私より小さい子だって親がいなくてもがんばってる。泣いてる場合じゃないよ。……や、泣いてなんかないけど!
資料室はたくさんの本の棚と、ガラスケースがあった。
地図は額に入って壁にかかっていて、領都の地図、領全体の地図、領近隣の地図とある。
そして部屋の真ん中の大きなガラスケースには、国の大きな立体地図が置いてあった。
すごーい!! ミニチュア? ジオラマ? こういうの好き!
『レイザンブール王国』と書かれたそれは、ひらがなの“つ”か“?”に似たような形の島大陸だった。四方は海に囲われている。
山には高さが付けられ緑や灰に色付けされており、海の方は低く港や砂浜がわかるようになっている。町と街道もちゃんと作られている。
赤い旗が立っている町が『マルーニャデン』。この町だ。マルーニャ領とも書いてあった。島大陸の右側の真ん中あたりになる。
かなり内陸の町で標高が高いというのもわかった。
そっか、それで寒いんだ。標高が低いところに行けば暖かいのかも。
山の緑色が、北の方ほど灰色っぽく、南の方は黄色っぽい。多分、南の方が暖かいってことなんだろう。南の海街とかいいなぁ。
あ、あと、この火山のあたりも暖かそう!
温泉とかあるかも! 温泉! 温泉!!
大陸の左側には『王都レイザン』とかかれている町があり、このマルーニャデンよりも大きく立派に作られていた。
王都ってことは国の首都的なものってことかな。
この町も十分賑やかで大きい町に見えるけど、もっと大きいのか。
この国はけっこう広い気がする。少なくとも日本よりは広そう。
せっかく異世界に来たんだし、旅人だし、もっとこの世界を見てみたいな。
フォリリアさんが他の領へ行く馬車も出てるって言ってたよね。馬車旅も楽しそうだ。
……でも、ちょっとは護身術的なのがないと、不安……。
私の【敏捷】死んでるし。
やっぱ魔法かなぁ。持っているスキルで攻防に使えそうなの、それだけな気がするし。
他は、書写に料理に存在質量……。ん? 存在質量ってスキル、存在をなくせるんだったっけ。
スキルガイドブックをひっぱり出す。うん、95で完全に気配を消せるって書いてある。
これいいかも? このスキルでコソコソ誰にも気付かれず進んでいけば、もしかして安全かも?
今は92だからちょっとがんばれば完全に気配を消せるはず。
あ、っていうか、どうやって使うんだろう……?
管理局を出る時にフォリリアさんに会ったので、聞いてみた。
「……使い方がわからない? 使ったことがないのに〈存在質量〉スキルがあるって言うの……?」
フォリリアさんは泣きそうな顔をして、私をぎゅうと抱きしめた。
「知らずにスキルを使って、存在を消して今まで生きてきたのね……! 大変だったわね……。
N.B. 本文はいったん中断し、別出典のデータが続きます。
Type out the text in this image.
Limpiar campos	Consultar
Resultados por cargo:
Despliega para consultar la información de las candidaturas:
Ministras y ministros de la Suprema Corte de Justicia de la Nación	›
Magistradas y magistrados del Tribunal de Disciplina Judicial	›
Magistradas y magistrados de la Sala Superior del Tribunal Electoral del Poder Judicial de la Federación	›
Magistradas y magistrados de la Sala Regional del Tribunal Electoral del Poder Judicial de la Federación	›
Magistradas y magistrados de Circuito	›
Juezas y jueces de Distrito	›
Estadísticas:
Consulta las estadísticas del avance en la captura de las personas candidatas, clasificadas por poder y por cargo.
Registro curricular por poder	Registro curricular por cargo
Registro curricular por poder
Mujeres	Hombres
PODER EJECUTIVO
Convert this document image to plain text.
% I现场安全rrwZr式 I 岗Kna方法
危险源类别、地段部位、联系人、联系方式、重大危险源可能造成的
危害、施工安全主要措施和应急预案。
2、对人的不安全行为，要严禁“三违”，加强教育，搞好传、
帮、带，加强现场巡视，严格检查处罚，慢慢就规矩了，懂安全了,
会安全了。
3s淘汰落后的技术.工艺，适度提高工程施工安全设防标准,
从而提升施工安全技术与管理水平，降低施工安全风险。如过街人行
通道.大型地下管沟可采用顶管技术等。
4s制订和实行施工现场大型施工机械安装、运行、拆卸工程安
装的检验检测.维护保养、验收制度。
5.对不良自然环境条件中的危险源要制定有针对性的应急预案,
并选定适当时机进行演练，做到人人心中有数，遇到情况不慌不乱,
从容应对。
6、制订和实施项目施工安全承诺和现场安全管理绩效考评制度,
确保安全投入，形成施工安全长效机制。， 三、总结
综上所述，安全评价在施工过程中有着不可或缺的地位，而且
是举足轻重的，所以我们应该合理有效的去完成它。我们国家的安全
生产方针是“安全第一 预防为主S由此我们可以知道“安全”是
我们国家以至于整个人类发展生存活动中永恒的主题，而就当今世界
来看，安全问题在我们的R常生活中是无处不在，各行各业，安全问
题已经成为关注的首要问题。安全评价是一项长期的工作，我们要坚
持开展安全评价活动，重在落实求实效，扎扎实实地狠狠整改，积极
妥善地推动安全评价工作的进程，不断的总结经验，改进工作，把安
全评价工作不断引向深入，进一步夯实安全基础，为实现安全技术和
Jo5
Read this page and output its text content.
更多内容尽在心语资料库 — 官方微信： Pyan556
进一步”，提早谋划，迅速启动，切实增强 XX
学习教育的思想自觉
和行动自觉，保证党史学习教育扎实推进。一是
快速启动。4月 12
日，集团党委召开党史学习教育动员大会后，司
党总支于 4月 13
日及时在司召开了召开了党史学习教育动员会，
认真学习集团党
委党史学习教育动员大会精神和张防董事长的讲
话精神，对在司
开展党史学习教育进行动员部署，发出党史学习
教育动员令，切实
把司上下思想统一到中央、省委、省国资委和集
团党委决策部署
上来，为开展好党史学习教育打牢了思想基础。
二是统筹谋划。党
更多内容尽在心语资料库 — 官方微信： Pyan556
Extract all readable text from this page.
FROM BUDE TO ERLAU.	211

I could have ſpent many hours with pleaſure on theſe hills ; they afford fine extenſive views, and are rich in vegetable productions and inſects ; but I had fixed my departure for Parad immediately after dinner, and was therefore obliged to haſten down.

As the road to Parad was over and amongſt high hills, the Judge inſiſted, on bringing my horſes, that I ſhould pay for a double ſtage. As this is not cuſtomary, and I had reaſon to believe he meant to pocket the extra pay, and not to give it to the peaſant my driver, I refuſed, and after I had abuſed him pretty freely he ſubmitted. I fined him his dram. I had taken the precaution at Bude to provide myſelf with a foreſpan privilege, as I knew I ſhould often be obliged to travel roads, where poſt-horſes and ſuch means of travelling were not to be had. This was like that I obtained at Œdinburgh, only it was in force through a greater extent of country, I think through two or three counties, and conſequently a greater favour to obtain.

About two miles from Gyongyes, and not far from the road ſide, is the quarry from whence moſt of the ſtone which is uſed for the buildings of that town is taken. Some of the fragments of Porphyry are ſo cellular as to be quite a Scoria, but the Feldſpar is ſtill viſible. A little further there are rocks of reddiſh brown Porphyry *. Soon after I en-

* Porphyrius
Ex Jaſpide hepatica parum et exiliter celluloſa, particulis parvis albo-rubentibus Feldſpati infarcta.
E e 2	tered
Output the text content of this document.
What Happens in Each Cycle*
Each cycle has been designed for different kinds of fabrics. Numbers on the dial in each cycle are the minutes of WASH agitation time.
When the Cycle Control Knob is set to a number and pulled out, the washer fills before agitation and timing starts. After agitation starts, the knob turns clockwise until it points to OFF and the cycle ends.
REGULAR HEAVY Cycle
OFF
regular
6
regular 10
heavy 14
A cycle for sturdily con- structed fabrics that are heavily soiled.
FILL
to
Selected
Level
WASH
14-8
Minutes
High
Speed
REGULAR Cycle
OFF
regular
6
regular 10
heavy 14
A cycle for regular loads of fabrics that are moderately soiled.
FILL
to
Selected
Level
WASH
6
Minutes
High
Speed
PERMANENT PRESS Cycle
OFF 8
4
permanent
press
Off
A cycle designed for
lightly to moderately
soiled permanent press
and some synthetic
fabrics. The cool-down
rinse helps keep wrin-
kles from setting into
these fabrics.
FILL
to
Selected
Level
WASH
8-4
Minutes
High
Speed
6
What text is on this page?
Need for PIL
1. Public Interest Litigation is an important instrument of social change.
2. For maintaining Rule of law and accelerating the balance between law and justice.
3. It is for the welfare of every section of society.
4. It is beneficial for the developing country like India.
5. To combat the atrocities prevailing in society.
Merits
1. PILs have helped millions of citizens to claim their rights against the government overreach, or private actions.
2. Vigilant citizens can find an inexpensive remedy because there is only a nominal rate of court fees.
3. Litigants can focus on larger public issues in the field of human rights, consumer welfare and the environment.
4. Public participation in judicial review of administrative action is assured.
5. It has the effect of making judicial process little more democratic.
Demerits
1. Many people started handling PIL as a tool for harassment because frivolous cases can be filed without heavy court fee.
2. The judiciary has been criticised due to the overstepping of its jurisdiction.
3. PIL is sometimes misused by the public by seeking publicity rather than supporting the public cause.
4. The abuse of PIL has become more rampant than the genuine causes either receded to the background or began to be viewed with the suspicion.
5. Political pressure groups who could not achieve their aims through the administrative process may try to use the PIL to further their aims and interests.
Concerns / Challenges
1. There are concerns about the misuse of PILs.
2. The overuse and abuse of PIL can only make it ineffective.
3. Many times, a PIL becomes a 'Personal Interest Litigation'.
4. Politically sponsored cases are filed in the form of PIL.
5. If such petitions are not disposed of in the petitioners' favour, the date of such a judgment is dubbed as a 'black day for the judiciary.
もう大丈夫よ。この町で安心して暮らすといいわ」
ごめんなさい! 授業中に指されないようにしていただけですぅ!
されるがままにぎゅうぎゅうとされ、やっと離してもらったけど、肝心のスキルについては何もわからなかった。
「そうだ。ミュナにいいものあげる。これ町のお風呂の回数券。三枚あげるから温まってらっしゃい」
え、お風呂あるんだ?! うれしい!!
ん? あれ? ぎゅうとしてからのお風呂って…………。
「――――! 私、クサイですニャ?!」
「……かわいい……。ううん。臭くないわよ。体冷えてたから、お風呂がいいかなと思って。それに[清浄]は使い過ぎると抵抗力がなくなるとも言われてるから、時々洗う方がいいのよ」
「なるほど……わかりました! ありがとうございます! 夜に行ってみます」
これが仕事後の楽しみってやつですか。わかります。
そして風呂上りにフルーツ牛乳ですね。わかります!!
ゴキゲンでしっぽをゆらゆらさせながら、私は魔法ギルドへと戻ったのだった。